At the time of the merger, Neuromed had Exalgo, a once-a-day, extended release version of Dilaudid, in the FDA approval process for pain. The company received approval on March 1, 2010, and its U. S. marketing partner Mallinkrodt, owned by Covidien, introduced the drug in April. June quarter inventory stocking resulted in $1.1 million royalties to Zalicus. Covidien expects Exalgo eventually to get $250 million to $300 million of the $6 billion long-acting opioid market.

However, as frequently happens with a new drug that is widely introduced, once the distributors have their initial stock, sales fall off for a quarter or two as the sell-through builds. That is what happened in the September quarter, when Zalicus reported only $0.15 million in Exalgo royalties. It will happen again in the December quarter, when I am expecting only $0.4 million in royalties. Investors who do not understand how stocking and distribution work gave the stock a drubbing, and gave us an amazing opportunity. I expect a steady, rapid increase in quarterly royalties during 2011.

At about $1.32 per share, Zalicus has a total market capitalization of only $117.5 million. But it has $46.8 million in cash, no debt, a $242.7 million net operating loss carryforward, and a drug on the market that will show accelerating royalties in every quarter of 2011. Exalgo alone is worth $1.50 a share.

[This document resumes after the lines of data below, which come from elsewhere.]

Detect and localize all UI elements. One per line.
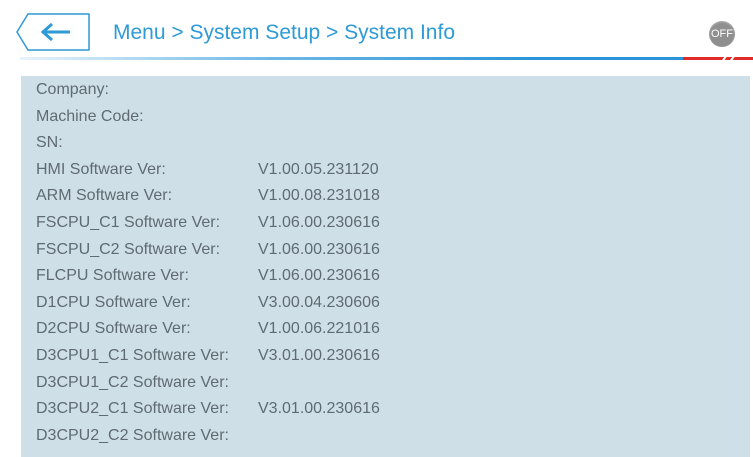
info-label: HMI Software Ver:	[36, 160, 166, 178]
system-info-panel: Company: Machine Code: SN: HMI Software Ver…	[21, 76, 750, 457]
info-label: D2CPU Software Ver:	[36, 320, 191, 338]
info-label: SN:	[36, 134, 63, 152]
info-value: V1.00.05.231120	[258, 160, 379, 178]
alert-mark	[683, 55, 753, 62]
info-label: D1CPU Software Ver:	[36, 293, 191, 311]
info-label: ARM Software Ver:	[36, 187, 173, 205]
info-label: Company:	[36, 81, 109, 98]
header-divider	[20, 57, 753, 60]
info-value: V3.00.04.230606	[258, 293, 380, 311]
info-value: V3.01.00.230616	[258, 400, 380, 418]
info-value: V1.00.06.221016	[258, 320, 380, 338]
info-value: V3.01.00.230616	[258, 347, 380, 364]
info-label: D3CPU2_C1 Software Ver:	[36, 400, 229, 418]
info-label: Machine Code:	[36, 107, 144, 125]
back-button[interactable]	[16, 13, 90, 51]
info-label: FLCPU Software Ver:	[36, 267, 189, 285]
info-label: D3CPU2_C2 Software Ver:	[36, 426, 229, 444]
info-value: V1.06.00.230616	[258, 267, 380, 285]
breadcrumb: Menu > System Setup > System Info	[113, 21, 455, 44]
header-bar: Menu > System Setup > System Info OFF	[0, 0, 753, 66]
info-label: D3CPU1_C2 Software Ver:	[36, 373, 229, 391]
info-label: FSCPU_C2 Software Ver:	[36, 240, 221, 258]
off-button[interactable]: OFF	[709, 21, 735, 47]
info-value: V1.06.00.230616	[258, 240, 380, 258]
info-value: V1.06.00.230616	[258, 214, 380, 231]
info-value: V1.00.08.231018	[258, 187, 380, 205]
info-label: FSCPU_C1 Software Ver:	[36, 214, 221, 231]
info-label: D3CPU1_C1 Software Ver:	[36, 347, 229, 364]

The company also has numerous press releases coming as its various company and partnered clinical programs progress. Assuming someone doesn’t buy it for its cash, tax loss and pipeline (Covidien (COV)? Novartis?), I think ZLCS will end 2011 between $4 and $7 a share, and be one of the top-performing stocks of the year. You may have to wait for the second half of the year for most of the gains, but this is what some call an oxymoron: A low-risk development-stage biotech.

Disclosure: I am long ZLCS.

Additional disclosure: It should be assumed that all the advisors listed are long their respective recommendations.